Das Beil hatte seine Stirn getroffen. Eine Stunde darauf hatten meine hungrigen Kameraden sich voll gegessen und sanken in tiefen Schlummer. Brutus und ich holten uns auch unsern Theil. Es schien mir die köstlichste Mahlzeit, die ich je genossen hatte. Das erste Stück verschlang ich halb roh, fast ungeröstet. Dann überkam auch mich der Schlaf, der immer nach solchem Exzeß folgt und ich überließ es Brutus, mich zu bewachen. Es gab indessen nichts zu bewachen, und wären in dieser Nacht Indianer gekommen, es wäre uns ganz recht gewesen, denn dann hätten wir ihnen ihre Jagdbeute abnehmen können. Es störte uns jedoch nichts.

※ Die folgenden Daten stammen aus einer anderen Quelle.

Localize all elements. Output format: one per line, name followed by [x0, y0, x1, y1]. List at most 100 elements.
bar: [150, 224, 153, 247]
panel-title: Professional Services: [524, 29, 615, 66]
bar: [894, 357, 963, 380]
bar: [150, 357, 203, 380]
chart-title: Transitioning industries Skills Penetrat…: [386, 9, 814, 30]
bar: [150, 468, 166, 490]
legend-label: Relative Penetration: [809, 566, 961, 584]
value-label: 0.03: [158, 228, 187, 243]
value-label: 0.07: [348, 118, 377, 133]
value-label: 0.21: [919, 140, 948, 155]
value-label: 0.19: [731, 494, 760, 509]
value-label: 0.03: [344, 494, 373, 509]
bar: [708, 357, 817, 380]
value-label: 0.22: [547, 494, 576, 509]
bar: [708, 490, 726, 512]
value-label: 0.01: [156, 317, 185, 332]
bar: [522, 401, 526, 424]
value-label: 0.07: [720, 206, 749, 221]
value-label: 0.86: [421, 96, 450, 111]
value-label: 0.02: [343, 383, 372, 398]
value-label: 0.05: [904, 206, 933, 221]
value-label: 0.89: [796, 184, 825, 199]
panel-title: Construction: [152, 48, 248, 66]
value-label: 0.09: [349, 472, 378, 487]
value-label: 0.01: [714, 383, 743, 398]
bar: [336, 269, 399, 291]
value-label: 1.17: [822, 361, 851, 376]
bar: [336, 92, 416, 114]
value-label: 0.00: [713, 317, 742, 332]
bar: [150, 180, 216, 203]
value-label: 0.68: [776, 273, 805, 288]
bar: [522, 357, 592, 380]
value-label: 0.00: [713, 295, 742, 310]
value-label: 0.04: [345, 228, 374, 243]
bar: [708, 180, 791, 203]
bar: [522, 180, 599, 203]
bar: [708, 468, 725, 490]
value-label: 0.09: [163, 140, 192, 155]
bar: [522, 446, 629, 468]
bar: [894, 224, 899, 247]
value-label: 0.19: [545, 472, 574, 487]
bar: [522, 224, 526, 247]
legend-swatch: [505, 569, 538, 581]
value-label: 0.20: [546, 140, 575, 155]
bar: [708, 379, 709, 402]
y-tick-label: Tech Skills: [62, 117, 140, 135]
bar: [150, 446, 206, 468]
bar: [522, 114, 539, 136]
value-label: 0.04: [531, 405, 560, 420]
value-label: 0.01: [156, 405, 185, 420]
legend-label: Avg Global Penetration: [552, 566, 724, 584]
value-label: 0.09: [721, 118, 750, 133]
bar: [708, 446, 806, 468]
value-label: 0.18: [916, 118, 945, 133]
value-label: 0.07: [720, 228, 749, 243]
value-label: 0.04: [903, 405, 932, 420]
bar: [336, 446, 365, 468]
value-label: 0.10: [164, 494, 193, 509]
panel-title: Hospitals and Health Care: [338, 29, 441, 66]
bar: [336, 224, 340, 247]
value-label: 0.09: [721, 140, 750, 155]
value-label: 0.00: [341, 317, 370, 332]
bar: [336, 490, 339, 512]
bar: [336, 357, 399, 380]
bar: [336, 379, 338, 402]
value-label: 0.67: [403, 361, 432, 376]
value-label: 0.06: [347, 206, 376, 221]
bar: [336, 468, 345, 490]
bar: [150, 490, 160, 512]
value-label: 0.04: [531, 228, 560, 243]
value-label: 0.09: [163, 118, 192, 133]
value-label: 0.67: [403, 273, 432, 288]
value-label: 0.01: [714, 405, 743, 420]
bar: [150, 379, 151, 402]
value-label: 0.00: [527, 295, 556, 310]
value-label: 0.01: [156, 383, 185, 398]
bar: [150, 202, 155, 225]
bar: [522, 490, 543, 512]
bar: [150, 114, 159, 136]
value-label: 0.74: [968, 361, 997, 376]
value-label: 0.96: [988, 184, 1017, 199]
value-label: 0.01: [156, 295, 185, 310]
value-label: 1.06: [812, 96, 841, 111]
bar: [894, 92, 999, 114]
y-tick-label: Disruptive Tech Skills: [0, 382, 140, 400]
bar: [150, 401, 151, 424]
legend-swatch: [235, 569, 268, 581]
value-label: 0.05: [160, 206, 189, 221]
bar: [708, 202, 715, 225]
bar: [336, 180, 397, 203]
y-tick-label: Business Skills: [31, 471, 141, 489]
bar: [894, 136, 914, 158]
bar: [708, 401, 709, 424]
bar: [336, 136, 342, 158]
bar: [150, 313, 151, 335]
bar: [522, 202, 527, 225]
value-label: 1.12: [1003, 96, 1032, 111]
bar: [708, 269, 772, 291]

„Das Pferdefleisch unterhielt uns beinahe eine Woche lang, ging aber zuletzt auch aus. Wir zogen immer vorwärts, trafen aber kein Wild. An dem Tage, als das Fleisch zu Ende ging, kamen wir mit der gewöhnlichen traurigen Nachricht zusammen, das nichts geschossen war, nicht einmal ein Prairiehund oder eine Schlange. Ich sah Joe Winn, einen meiner Jagdgefährten, einen großen, starken Mann einen begierigen Blick auf Brutus richten, und der Hund kroch augenblicklich an meine Seite und legte sich nieder.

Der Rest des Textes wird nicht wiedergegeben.